Interestingly, it has been shown that the control of cotyledon cell size requires Arabidopsis Brick1 but not WAVE/SCAR-Arp2/3 27, suggestive of an additional function that does not depend on the WAVE/SCAR complex. These data are in line with the existence of a significant fraction of free and soluble vertebrate HSPC300 and with our finding that phenotype and genetic interactions can only be revealed upon strong HSPC300 depletion and imbalance, respectively. Whether HSPC300, similar to CYFIP, Kette and Abi, works on additional pathways that are independent of the WAVE/SCAR complex remains to be elucidated. Since HSPC300 is the most conserved subunit of the WAVE/SCAR complex not only in the animal kingdom and Dictyostelium, but also in plants, and since no HSPC300 paralogous gene exists in flies, we expect our data to be of predictive value for HSPC300 indispensability with respect to the function of its associated complex in other organisms.

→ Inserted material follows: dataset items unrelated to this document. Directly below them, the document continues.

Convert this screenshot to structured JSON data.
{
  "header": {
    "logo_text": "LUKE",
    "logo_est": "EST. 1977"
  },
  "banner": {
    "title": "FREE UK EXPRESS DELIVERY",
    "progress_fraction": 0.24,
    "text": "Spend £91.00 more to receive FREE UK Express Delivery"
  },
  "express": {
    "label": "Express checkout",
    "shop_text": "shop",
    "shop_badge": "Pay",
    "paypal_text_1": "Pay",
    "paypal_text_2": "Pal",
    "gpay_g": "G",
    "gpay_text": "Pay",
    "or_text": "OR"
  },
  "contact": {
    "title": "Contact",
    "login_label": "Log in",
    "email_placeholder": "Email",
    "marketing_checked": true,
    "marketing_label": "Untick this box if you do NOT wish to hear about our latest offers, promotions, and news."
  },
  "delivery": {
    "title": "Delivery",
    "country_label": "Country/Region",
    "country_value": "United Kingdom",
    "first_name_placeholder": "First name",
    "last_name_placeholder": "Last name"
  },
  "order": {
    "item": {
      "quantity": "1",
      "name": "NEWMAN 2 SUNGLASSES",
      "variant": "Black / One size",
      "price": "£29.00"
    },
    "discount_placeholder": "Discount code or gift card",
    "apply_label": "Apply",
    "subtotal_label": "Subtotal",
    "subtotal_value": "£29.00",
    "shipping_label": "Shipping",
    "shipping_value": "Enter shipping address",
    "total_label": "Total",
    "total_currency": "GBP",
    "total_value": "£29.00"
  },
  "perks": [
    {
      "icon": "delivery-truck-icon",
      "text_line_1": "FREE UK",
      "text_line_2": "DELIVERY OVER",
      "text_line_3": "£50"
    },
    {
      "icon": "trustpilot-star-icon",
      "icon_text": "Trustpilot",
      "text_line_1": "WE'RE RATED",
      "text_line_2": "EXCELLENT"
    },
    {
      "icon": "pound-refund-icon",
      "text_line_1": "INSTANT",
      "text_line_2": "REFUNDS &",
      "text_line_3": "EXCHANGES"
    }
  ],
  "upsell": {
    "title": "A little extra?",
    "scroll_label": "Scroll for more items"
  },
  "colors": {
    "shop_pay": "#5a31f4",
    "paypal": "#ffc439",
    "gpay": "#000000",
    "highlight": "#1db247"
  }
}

We further expect the generated mutant animals to facilitate identification of novel HSPC300-dependent pathways.

The wild-type strain used was Sevelen. Line EP(2R)0506 was provided by the Szeged Stock Center (Szeged, Hungary), and elav-Gal4 (C155) by the Bloomington Stock Center (Bloomington, Indiana, USA). HSPC300 excision mutants were obtained upon transposon mobilization in the EP(2R)0506 line after isogenization. Transgenic lines were obtained using standard protocols. UAS-HSPC300 (line 4b.1) was recombined onto the HSPC300^Δ54.3 carrying chromosome. FRT42B was recombined separately with HSPC300^Δ54.3 and HSPC300^Δ96. Germ line clones were induced in hs-FLP; FRT42B Ovo^D/FRT42B, HSPC300^Δ54.3 flies as described 45. Other utilized strains were CYFIP^Δ85.1, Kette⁰³³³⁵ and SCAR^Δ37 8.